Wentz was running for his life after Jordan Mailata couldn’t hold his block. He heaved the ball for the end zone. If the Eagles had been losing in the final seconds of the game, it would have been an OK thing to do. On second and 15 from the Giants' 20, with 4:46 left in the half, it was a very strange thing to do, and it probably cost the Eagles at least three points.

Corner James Bradberry had plenty of time to square up and leap for the ball, as intended receiver John Hightower struggled to get within hailing distance of the throw.

Pederson lauded Wentz’s toughness and leadership afterward, but he also noted “some throws and some decisions he’d want back.”

The offensive line continued to look shaky in front of Wentz. Opeta took a holding penalty deep in Eagles territory that the Giants declined so they could get the ball back before halftime.

That decision by Giants head coach and Lansdale native Joe Judge nearly turned into a disaster, when on the Giants' second snap, former Eagle Dion Lewis fumbled and Rodney McLeod recovered. Fletcher Cox tackled Lewis and was initially credited with forcing the fumble; on replays, it seemed that a Josh Sweat swipe knocked the ball loose.

So the Eagles went to work from New York’s 42, and quick completions to Jackson and to Travis Fulgham moved them to the Giants' 11 with 33 seconds remaining in the half.

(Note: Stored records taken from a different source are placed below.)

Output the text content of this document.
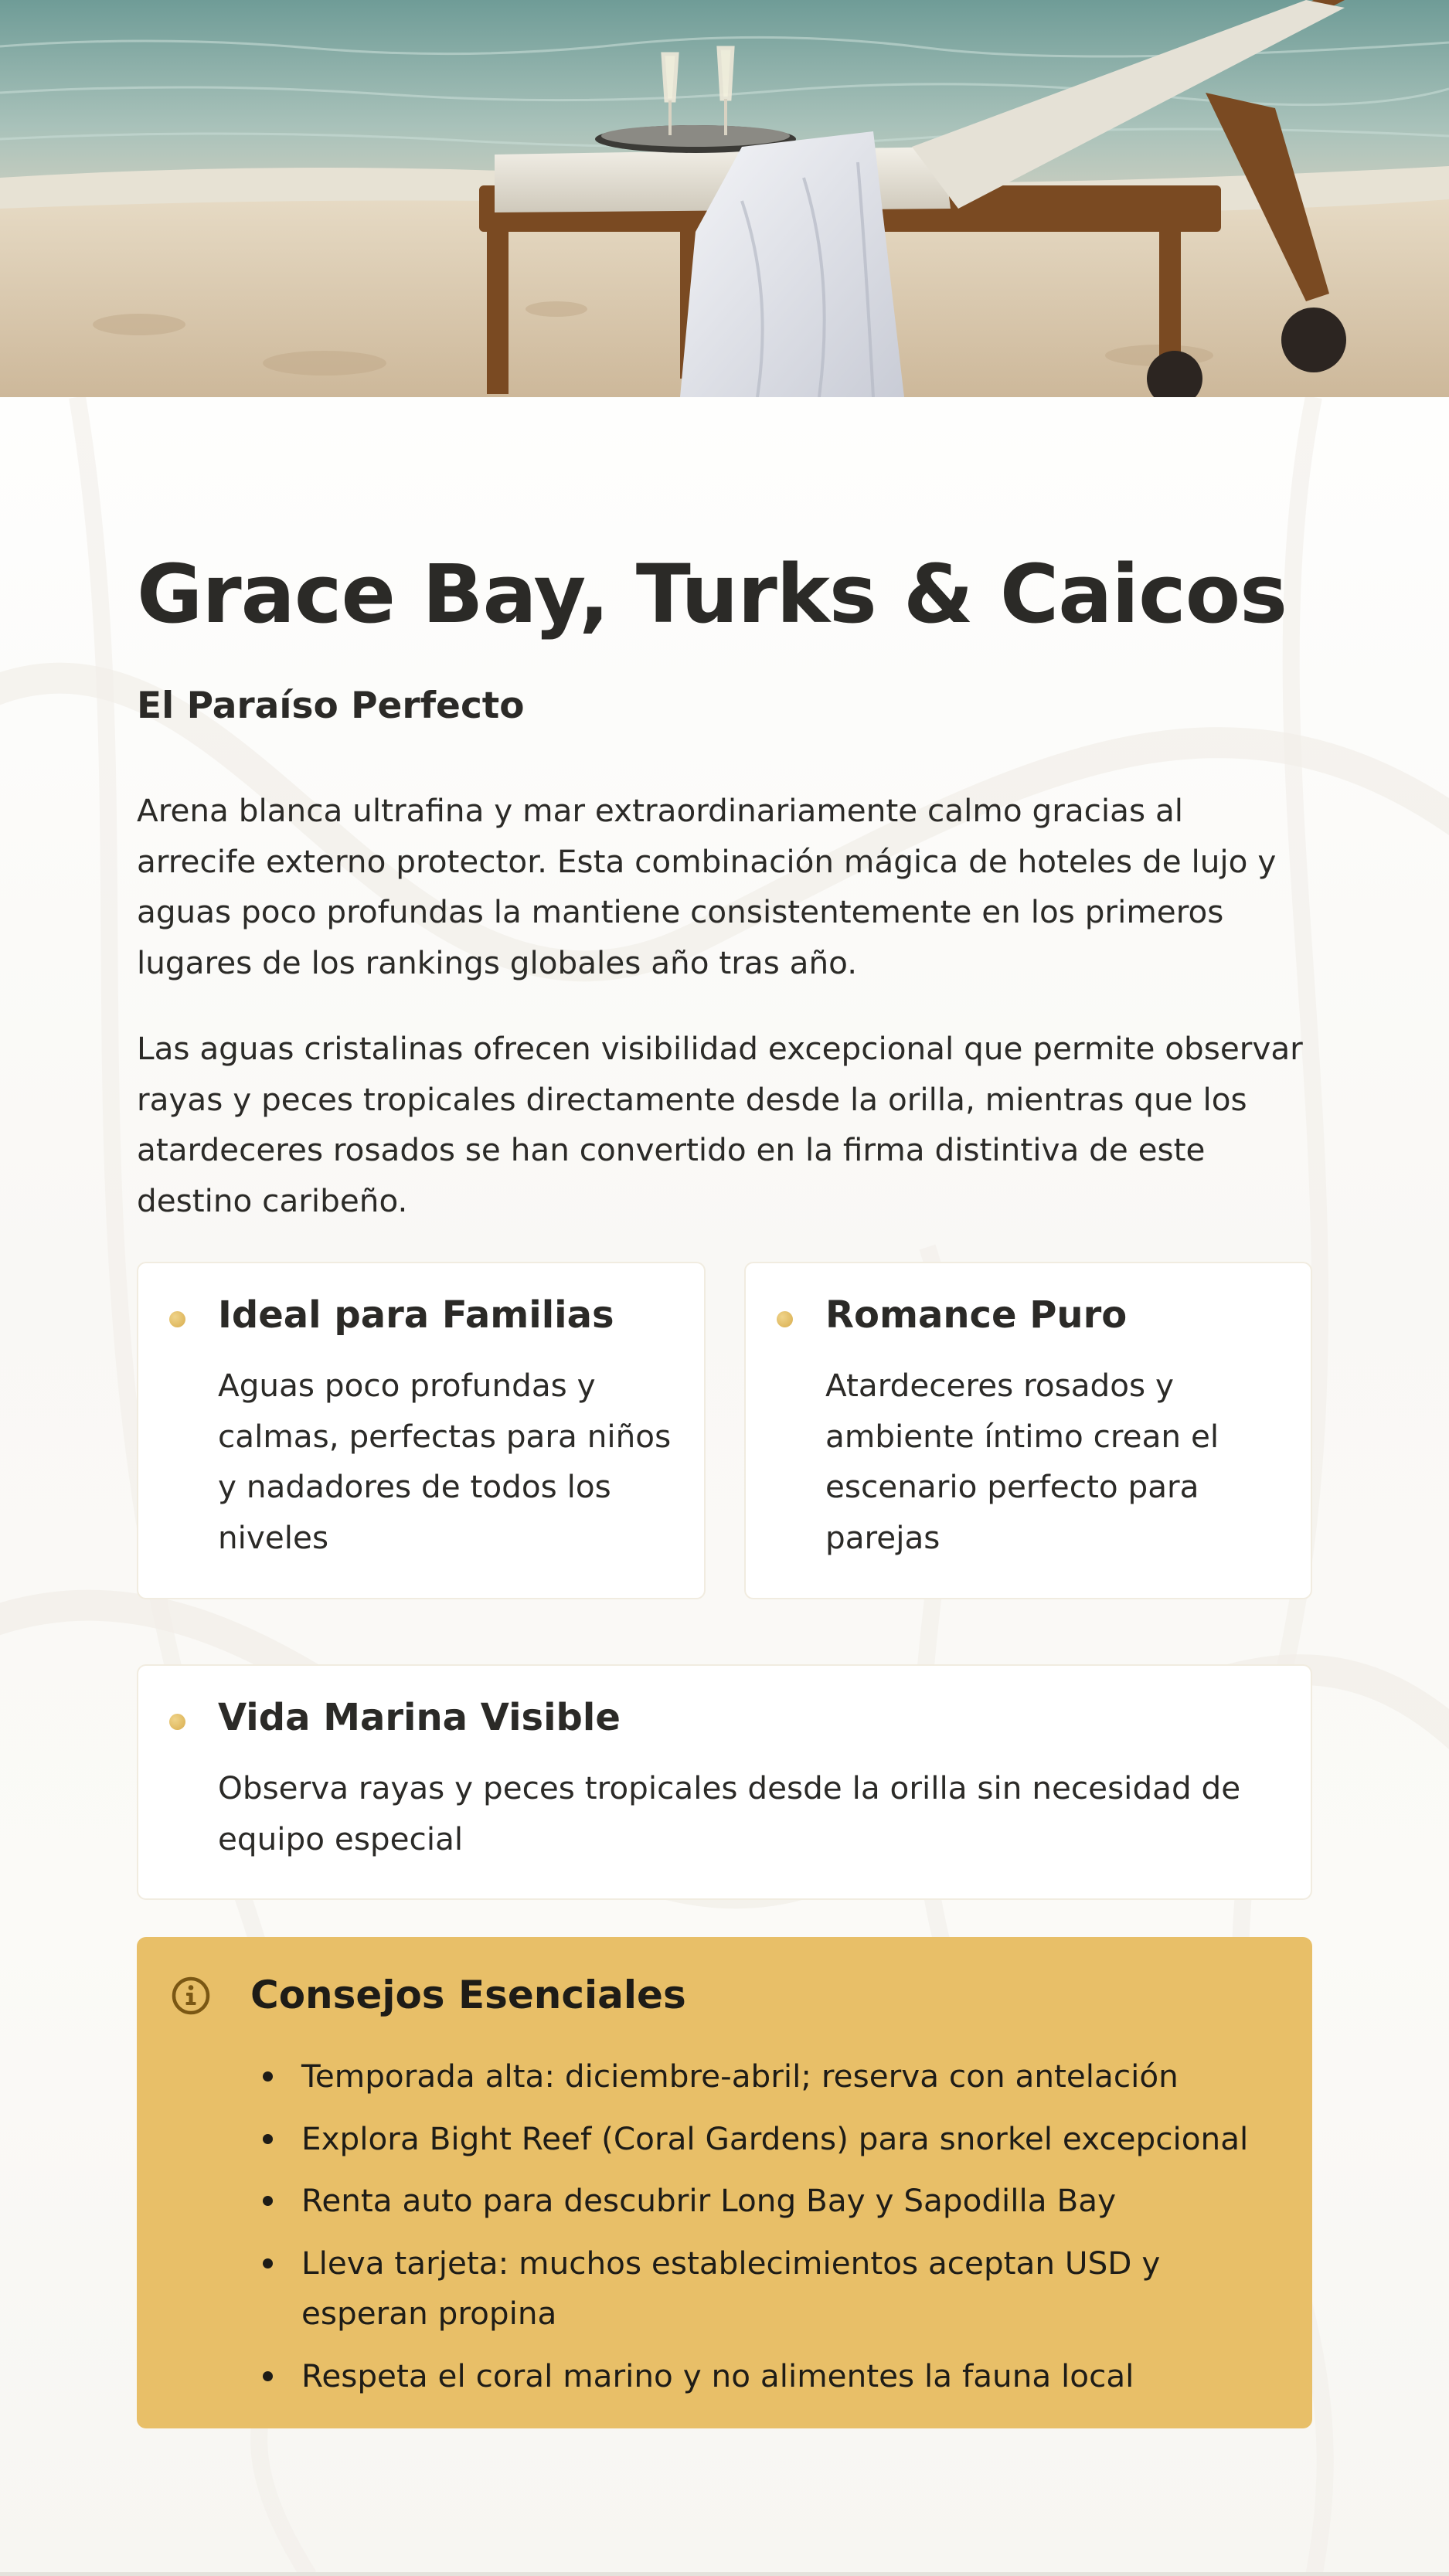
Grace Bay, Turks & Caicos
El Paraíso Perfecto

Arena blanca ultrafina y mar extraordinariamente calmo gracias al arrecife externo protector. Esta combinación mágica de hoteles de lujo y aguas poco profundas la mantiene consistentemente en los primeros lugares de los rankings globales año tras año.

Las aguas cristalinas ofrecen visibilidad excepcional que permite observar rayas y peces tropicales directamente desde la orilla, mientras que los atardeceres rosados se han convertido en la firma distintiva de este destino caribeño.

Ideal para Familias

Aguas poco profundas y calmas, perfectas para niños y nadadores de todos los niveles

Romance Puro

Atardeceres rosados y ambiente íntimo crean el escenario perfecto para parejas

Vida Marina Visible

Observa rayas y peces tropicales desde la orilla sin necesidad de equipo especial

Consejos Esenciales
Temporada alta: diciembre-abril; reserva con antelación
Explora Bight Reef (Coral Gardens) para snorkel excepcional
Renta auto para descubrir Long Bay y Sapodilla Bay
Lleva tarjeta: muchos establecimientos aceptan USD y esperan propina
Respeta el coral marino y no alimentes la fauna local
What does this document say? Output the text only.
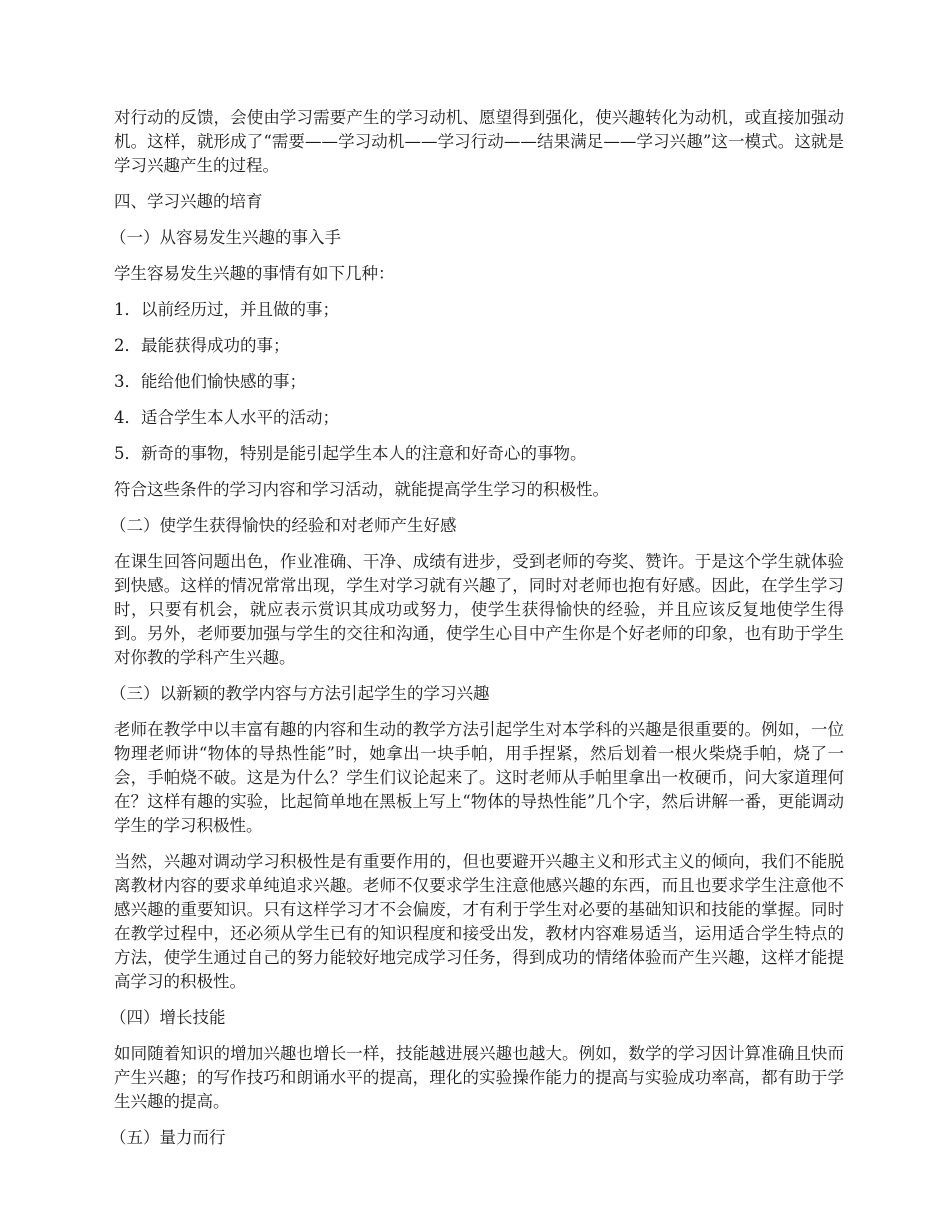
对行动的反馈，会使由学习需要产生的学习动机、愿望得到强化，使兴趣转化为动机，或直接加强动机。这样，就形成了“需要——学习动机——学习行动——结果满足——学习兴趣”这一模式。这就是学习兴趣产生的过程。

四、学习兴趣的培育

（一）从容易发生兴趣的事入手

学生容易发生兴趣的事情有如下几种：

1．以前经历过，并且做的事；

2．最能获得成功的事；

3．能给他们愉快感的事；

4．适合学生本人水平的活动；

5．新奇的事物，特别是能引起学生本人的注意和好奇心的事物。

符合这些条件的学习内容和学习活动，就能提高学生学习的积极性。

（二）使学生获得愉快的经验和对老师产生好感

在课生回答问题出色，作业准确、干净、成绩有进步，受到老师的夸奖、赞许。于是这个学生就体验到快感。这样的情况常常出现，学生对学习就有兴趣了，同时对老师也抱有好感。因此，在学生学习时，只要有机会，就应表示赏识其成功或努力，使学生获得愉快的经验，并且应该反复地使学生得到。另外，老师要加强与学生的交往和沟通，使学生心目中产生你是个好老师的印象，也有助于学生对你教的学科产生兴趣。

（三）以新颖的教学内容与方法引起学生的学习兴趣

老师在教学中以丰富有趣的内容和生动的教学方法引起学生对本学科的兴趣是很重要的。例如，一位物理老师讲“物体的导热性能”时，她拿出一块手帕，用手捏紧，然后划着一根火柴烧手帕，烧了一会，手帕烧不破。这是为什么？学生们议论起来了。这时老师从手帕里拿出一枚硬币，问大家道理何在？这样有趣的实验，比起简单地在黑板上写上“物体的导热性能”几个字，然后讲解一番，更能调动学生的学习积极性。

当然，兴趣对调动学习积极性是有重要作用的，但也要避开兴趣主义和形式主义的倾向，我们不能脱离教材内容的要求单纯追求兴趣。老师不仅要求学生注意他感兴趣的东西，而且也要求学生注意他不感兴趣的重要知识。只有这样学习才不会偏废，才有利于学生对必要的基础知识和技能的掌握。同时在教学过程中，还必须从学生已有的知识程度和接受出发，教材内容难易适当，运用适合学生特点的方法，使学生通过自己的努力能较好地完成学习任务，得到成功的情绪体验而产生兴趣，这样才能提高学习的积极性。

（四）增长技能

如同随着知识的增加兴趣也增长一样，技能越进展兴趣也越大。例如，数学的学习因计算准确且快而产生兴趣；的写作技巧和朗诵水平的提高，理化的实验操作能力的提高与实验成功率高，都有助于学生兴趣的提高。

（五）量力而行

The Eagles we expected to see this season would have scored a touchdown. These Eagles tried to squeeze three successive passes into the back of the end zone, none of which came close to being completed. With two timeouts remaining, they could have tried a run or even a pass that didn’t go to the back of the end zone, but they did not.

The consolation prize field goal and what would have been a 13-7 Eagles halftime lead didn’t look all that appealing, but considering how the season has gone, it looked better than nothing. This being that kind of year, though, Elliott, perfect (6-for-6) from inside 50 yards coming into the game, hooked the kick to the left. Elliott had never missed inside 30 yards (20-for-20).

So it was 10-7 Eagles at the half, and the home team had no points to show for a pair of Giants turnovers. First downs were 15-5 in the Eagles' favor.

Wentz, who came into the game having taken a league-high 25 sacks, went down three more times in the first half, but was not sacked in the second half.

Both offenses sputtered and stalled. It was starting to look like the 10-7 lead might hold. Then Jones faked a handoff and took off around the left end on first down from his own 12. He fooled all the Eagles, including corner Nickell Robey-Coleman, who was more or less right in front of him and probably wondered why the quarterback would be sprinting down the field.

This being the NFC East, Jones tripped and fell at the Eagles' 8 with no pursuers nearby. It was an 80-yard quarterback run. Robey-Coleman made sure this lack of finish wasn’t a problem for the Giants by committing a blatant pass interference penalty on third and goal from the 3.

Wayne Gallman’s dive over the line gave the Giants their first lead, 14-10, with 6:45 left in the third quarter. They took that lead into the fourth.

The Eagles seemed to be about to take that lead back when they got a first down at the Giants' 9 near the end of the third. But they ended up with fourth-and-goal at the 3, and tried the Butler play.

Then the Giants drove 97 yards in 15 plays and seemed to put the game away, with Jones hitting Sterling Shepard for the 2-yard touchdown, and Shepard besting Darius Slay. Slay had his worst game as an Eagle.

But Wentz found Hightower for 59 yards, setting up a 3-yard touchdown pass to Greg Ward that made it 21-16. New York’s Harper incurred a personal foul, so the Eagles got to try for two points from the 1.

Pederson lined Wentz up in the shotgun and had him try the right side. This did not work.

But the next drive was six plays, 57 yards -- after the Giants' personal foul on the play that took Jackson out of the game -- and Wentz made the throw he needed to make to keep the talk-radio sky from falling.

“We’d love to not be in those situations, where our backs are against the wall,” Wertz said. “We left a lot of plays out there. We were in the red zone a lot [3-for-8] and didn’t score many points, so those are things we’ve got to clean up and get better.”